Placing a mask over her face makes me heartsick and a little queasy. The sight of other children in the street in their masks depresses me. The little heads of her classmates in discrete boxes on the computer screen fills me with unease about the lifelong effects of this plague-time on their nascent psychologies. They shouldn’t have to endure this. They shouldn’t have their innocence depleted prematurely in this way.
And I am angry—again, as I was three years ago—impotently at the phantasmal disease; but angry more reasonably at our federal government, for disastrously botching its response to the pandemic, for failing to implement any remotely coherent plan for treatment, and for inadequately testing and tracing as we reopen. I’m outraged that, as I write this, more than 100,000 Americans have died of COVID-19, and potentially hundreds of thousands more will perish before we “get back to normal,” whatever that normal will be, “when this is all over,” whenever that day comes.

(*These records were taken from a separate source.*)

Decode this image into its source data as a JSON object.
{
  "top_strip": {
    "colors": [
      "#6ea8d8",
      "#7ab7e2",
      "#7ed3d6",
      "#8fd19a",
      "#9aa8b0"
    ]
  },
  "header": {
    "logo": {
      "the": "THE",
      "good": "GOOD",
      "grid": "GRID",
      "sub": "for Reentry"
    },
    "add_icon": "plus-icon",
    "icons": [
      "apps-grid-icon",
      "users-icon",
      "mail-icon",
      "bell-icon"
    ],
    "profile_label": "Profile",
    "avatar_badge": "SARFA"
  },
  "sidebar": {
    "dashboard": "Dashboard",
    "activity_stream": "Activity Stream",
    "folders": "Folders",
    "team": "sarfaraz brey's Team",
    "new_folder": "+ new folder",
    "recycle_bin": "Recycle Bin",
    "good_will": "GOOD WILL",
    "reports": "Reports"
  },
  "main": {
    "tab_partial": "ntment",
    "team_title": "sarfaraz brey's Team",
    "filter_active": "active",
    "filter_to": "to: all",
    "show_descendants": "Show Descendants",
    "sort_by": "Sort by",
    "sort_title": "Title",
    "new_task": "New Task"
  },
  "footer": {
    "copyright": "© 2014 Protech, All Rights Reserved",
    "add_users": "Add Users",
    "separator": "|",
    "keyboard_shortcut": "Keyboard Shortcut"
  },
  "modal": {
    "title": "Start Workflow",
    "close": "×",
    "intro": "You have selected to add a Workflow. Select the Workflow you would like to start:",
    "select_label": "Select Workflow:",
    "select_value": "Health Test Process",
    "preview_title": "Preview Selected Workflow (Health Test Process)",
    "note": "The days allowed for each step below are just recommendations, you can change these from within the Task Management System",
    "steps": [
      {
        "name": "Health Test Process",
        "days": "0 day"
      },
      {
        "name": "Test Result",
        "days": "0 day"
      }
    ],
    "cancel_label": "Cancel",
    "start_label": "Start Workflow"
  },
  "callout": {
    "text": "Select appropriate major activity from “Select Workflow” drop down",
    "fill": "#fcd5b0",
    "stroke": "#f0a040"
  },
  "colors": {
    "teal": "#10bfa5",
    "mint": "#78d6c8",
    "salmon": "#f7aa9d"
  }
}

And yet, despite the apocalyptic predictions and models, and accepting that this crisis won’t be resolved any time soon, I can’t help but feel that we have survived—survived at least the first crushing wave. And with this sense of survival has come, for me, moments of timid, fragile, even embarrassing exuberance. Memorial Day has come and gone; while we drink our coffee we can hear mourning doves cooing in the palm trees, despite the noise of traffic reviving. I’m less wary than I was a month ago while walking outside, less fearful of breathing our shared outdoor air. I can envision myself speaking face-to-face with friends again soon. I, too, could use a haircut.
I must be careful, of course. Optimism after trauma, I know from experience, feels precarious because the superstitious brain equates trust with vulnerability. I don’t want the Universe to think that I’ve failed to learn the lesson of catastrophe, and thereby feel the need to revisit me with more misfortune. Or less magically speaking: I mustn’t be hopeful to the point of stupidity, exposing myself to any more risk than necessary. And I’m not confident that any measure of reopening at this precise moment is a good idea anyway. I am suspicious, like many, that our politicians are forcibly reopening our country, that is, our businesses, so that executives and investors can make money again at the expense of their workers’ health. Reopening now may prove, in retrospect, to have been a massively tragic act of denial.
So, despite my flashes of optimism, I will choose to wait, and wait some more. I will remind myself what I began to learn three and a half years ago: we almost died. We may again. We will, eventually, like everybody. But for now—a now of moments that may amount to days or weeks or decades, if we are lucky—we are, without evidence, healthy and sensibly happy. There will be setbacks ahead. There may be scares or recurrences, second and third and fourth waves. But it’s not the end until the end, and along the way, as long as we’re able, we will begin again.